Consequently, our analysis could not be completed without paying attention to the socio-normative context which constitutes the politics of display, namely which family norms privilege certain families and exclude others. Jacqui Gabb (2011) and Brian
Heaphy (2011) rightly note the ways in which displays operate as socio-cultural constructs, in which some actors are more readily recognized and legitimated as family actors than others. Family displays cannot be separable from conceptions of “proper”
families which, in turn, are closely connected to conceptions of morally and socially “good” families—namely, adopting and displaying conformity to white middle-class heterosexual norms (Heaphy, 2011: 30–31).

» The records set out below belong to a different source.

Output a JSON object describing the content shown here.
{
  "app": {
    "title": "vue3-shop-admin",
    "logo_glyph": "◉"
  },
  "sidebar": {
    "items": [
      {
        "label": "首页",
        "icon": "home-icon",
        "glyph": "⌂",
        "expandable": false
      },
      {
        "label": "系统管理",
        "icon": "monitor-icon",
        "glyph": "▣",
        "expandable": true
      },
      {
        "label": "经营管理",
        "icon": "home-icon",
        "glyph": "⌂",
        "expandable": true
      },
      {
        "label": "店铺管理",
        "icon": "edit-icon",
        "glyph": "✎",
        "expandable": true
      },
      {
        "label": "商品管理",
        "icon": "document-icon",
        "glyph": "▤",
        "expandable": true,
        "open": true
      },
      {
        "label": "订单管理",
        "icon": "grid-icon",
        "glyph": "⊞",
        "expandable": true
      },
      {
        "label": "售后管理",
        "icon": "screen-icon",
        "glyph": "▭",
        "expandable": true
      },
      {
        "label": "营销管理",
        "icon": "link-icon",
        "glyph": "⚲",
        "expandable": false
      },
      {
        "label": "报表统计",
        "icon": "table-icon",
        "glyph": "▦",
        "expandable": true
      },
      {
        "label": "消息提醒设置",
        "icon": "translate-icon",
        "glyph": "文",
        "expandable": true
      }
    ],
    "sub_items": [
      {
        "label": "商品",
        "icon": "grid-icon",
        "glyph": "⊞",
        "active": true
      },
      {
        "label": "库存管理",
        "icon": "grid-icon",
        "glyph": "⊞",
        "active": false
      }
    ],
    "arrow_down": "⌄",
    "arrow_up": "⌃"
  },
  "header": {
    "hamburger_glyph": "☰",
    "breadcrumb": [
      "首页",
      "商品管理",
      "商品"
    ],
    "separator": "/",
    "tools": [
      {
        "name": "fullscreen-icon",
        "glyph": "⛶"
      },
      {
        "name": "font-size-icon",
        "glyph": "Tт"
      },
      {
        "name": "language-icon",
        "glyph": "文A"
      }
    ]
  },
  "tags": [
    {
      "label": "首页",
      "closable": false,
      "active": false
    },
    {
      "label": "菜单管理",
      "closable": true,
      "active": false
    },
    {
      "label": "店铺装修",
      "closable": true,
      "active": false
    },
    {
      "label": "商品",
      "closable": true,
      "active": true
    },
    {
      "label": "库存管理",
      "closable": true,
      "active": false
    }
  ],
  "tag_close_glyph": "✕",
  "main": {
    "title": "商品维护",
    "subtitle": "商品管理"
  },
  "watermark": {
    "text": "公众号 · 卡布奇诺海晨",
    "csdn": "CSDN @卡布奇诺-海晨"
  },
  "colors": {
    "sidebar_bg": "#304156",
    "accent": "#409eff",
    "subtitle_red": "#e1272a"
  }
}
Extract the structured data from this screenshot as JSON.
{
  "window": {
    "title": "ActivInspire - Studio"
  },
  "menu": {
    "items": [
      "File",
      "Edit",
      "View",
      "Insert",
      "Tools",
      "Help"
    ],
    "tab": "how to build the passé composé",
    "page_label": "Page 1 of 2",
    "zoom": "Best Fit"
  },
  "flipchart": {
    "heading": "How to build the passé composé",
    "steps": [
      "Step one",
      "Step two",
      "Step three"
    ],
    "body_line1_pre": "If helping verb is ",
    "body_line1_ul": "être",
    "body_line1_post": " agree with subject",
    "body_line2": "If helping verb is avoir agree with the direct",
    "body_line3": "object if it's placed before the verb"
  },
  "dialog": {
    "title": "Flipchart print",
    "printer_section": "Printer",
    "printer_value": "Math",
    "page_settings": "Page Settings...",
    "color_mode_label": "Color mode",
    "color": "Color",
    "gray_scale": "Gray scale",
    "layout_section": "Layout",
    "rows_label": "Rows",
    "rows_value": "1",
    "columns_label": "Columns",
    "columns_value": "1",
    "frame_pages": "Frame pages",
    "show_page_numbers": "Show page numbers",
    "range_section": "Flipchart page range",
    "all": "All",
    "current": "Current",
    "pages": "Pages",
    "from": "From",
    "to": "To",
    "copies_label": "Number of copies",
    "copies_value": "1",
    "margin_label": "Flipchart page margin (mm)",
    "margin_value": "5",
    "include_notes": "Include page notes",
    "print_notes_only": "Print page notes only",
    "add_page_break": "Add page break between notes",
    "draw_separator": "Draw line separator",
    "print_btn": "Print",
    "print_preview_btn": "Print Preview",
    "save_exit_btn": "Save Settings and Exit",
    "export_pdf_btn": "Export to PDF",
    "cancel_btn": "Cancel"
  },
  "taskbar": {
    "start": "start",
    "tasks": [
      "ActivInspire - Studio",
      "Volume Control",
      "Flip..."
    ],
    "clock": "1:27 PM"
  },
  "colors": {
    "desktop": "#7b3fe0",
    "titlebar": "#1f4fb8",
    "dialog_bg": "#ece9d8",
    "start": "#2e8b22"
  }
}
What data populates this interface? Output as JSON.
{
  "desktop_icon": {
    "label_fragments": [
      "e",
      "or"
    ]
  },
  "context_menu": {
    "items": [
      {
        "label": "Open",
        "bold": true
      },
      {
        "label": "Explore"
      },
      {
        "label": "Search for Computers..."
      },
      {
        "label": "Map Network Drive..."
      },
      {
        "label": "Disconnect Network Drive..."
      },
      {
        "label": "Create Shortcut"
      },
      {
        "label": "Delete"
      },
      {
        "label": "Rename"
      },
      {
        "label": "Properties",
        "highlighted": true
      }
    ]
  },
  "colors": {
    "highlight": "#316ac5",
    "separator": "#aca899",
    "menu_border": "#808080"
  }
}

In our case, adherence to the pro-natal heterosexist values of the Israeli family appears to be the standard. Differently put, doing and displaying cannot be disentangled from the normative ideals of the white, Jewish, heteronormative middle-class nuclear family
dominant in Israeli society. In closing, it is significant to acknowledge the limitations of this article as we only interviewed Jewish middle-class blended family members. As class and nationality are important correlates, we believe they should be included in future studies about blended and “new” families in Israel.
Thus, what counts as a good and convincing display is also dependent upon conforming to these norms; as Morgan (2011) insightfully notes, one has to take the audiences to whom displays are directed toward into consideration. These observations offer a
research agenda for future studies which takes into consideration the politics of display and social belonging in Israeli society and elsewhere.